The rising jail population in England and Wales, which is expected to produce a shortfall of about 3,000 places by spring 1999, has become Jack Straw, the Home Secretary's first crisis. On Thursday, he announced a pounds 43m emergency cash injection to help ease the overcrowding.
Next week, he will announce that he will delay the implementation of new powers for automatic three-year minimum sentences on third-time burglars. This measure, which was expected to be introduced in 1999, would have resulted in the jailing of an extra 8,000 prisoners up until 2011. The power, already among the provisions of the Crime (Sentences) Act, will now have to wait until extra finances are available.
He will give the go-ahead for the introduction of automatic life sentences for second-time rapists and serious sexual and violent offenders, along with automatic seven-year sentences for third-time dealers in hard drugs. These measures will become law in the autumn.
The Prison Service audit, ordered by Mr Straw following Labour's election victory, says these new sentences for the more serious offences would only add about 170 to the prison population by the end of the century. But warned that the burglary provisions "would add very large numbers".

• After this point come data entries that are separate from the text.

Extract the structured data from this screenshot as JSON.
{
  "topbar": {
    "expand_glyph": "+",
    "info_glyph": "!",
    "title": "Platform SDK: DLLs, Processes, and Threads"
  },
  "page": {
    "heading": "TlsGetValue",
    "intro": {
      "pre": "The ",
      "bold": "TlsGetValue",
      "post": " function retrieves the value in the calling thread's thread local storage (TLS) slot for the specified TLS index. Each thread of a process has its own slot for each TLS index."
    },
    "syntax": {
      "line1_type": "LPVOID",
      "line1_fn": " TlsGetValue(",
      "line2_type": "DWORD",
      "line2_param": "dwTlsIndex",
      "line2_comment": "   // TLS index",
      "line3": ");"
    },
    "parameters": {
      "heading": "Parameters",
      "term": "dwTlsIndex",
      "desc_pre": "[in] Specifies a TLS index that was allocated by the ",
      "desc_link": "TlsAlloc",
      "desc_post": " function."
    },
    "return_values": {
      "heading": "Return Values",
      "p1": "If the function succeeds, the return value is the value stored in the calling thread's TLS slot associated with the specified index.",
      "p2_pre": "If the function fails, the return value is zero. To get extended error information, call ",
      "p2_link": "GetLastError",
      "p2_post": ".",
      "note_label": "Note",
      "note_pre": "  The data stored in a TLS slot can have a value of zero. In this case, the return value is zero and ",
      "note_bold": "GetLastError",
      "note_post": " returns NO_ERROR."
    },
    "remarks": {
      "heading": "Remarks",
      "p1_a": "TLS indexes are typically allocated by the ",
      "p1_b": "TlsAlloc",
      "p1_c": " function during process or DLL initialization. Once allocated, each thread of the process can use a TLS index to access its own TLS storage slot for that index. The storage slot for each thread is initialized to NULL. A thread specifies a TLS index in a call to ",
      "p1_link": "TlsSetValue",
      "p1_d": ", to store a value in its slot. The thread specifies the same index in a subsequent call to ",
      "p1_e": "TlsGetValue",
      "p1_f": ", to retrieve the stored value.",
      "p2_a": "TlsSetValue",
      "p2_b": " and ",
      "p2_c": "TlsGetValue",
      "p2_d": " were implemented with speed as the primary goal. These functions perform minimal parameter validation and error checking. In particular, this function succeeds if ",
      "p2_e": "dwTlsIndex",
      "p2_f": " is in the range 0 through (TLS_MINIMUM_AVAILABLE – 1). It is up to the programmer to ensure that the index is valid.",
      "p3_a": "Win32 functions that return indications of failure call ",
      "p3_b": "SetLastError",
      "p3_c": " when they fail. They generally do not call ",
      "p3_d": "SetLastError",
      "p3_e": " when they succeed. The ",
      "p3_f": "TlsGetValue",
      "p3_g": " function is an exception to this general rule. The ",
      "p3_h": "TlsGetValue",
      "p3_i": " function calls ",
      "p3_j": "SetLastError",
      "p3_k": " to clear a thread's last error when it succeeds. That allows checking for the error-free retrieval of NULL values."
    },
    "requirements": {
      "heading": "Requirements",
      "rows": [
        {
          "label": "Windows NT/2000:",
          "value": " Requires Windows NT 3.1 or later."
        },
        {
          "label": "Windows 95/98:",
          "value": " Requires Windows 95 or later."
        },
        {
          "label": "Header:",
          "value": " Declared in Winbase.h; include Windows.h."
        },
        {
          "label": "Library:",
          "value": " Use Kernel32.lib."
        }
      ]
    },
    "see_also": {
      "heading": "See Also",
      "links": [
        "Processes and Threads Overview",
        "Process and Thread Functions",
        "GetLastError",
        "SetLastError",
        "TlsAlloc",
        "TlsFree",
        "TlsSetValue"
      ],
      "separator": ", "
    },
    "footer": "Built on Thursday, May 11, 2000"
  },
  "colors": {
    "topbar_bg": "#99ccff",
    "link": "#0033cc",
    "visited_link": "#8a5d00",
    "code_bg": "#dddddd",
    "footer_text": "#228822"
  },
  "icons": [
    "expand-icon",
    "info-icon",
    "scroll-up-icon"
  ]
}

The Home Secretary will also unveil plans for the extension of electronic tagging in community sentences and methods of speeding up the criminal justice system, particularly the reduction in time that people spend on remand awaiting trial.
Mr Straw hopes these initiatives will help lower the prison total, which is about 62,200 and rising by about 250 a week. Hesaid yesterday that the prison population had risen by 2,500 since the general election - "the equivalent of five prisons over the last three months".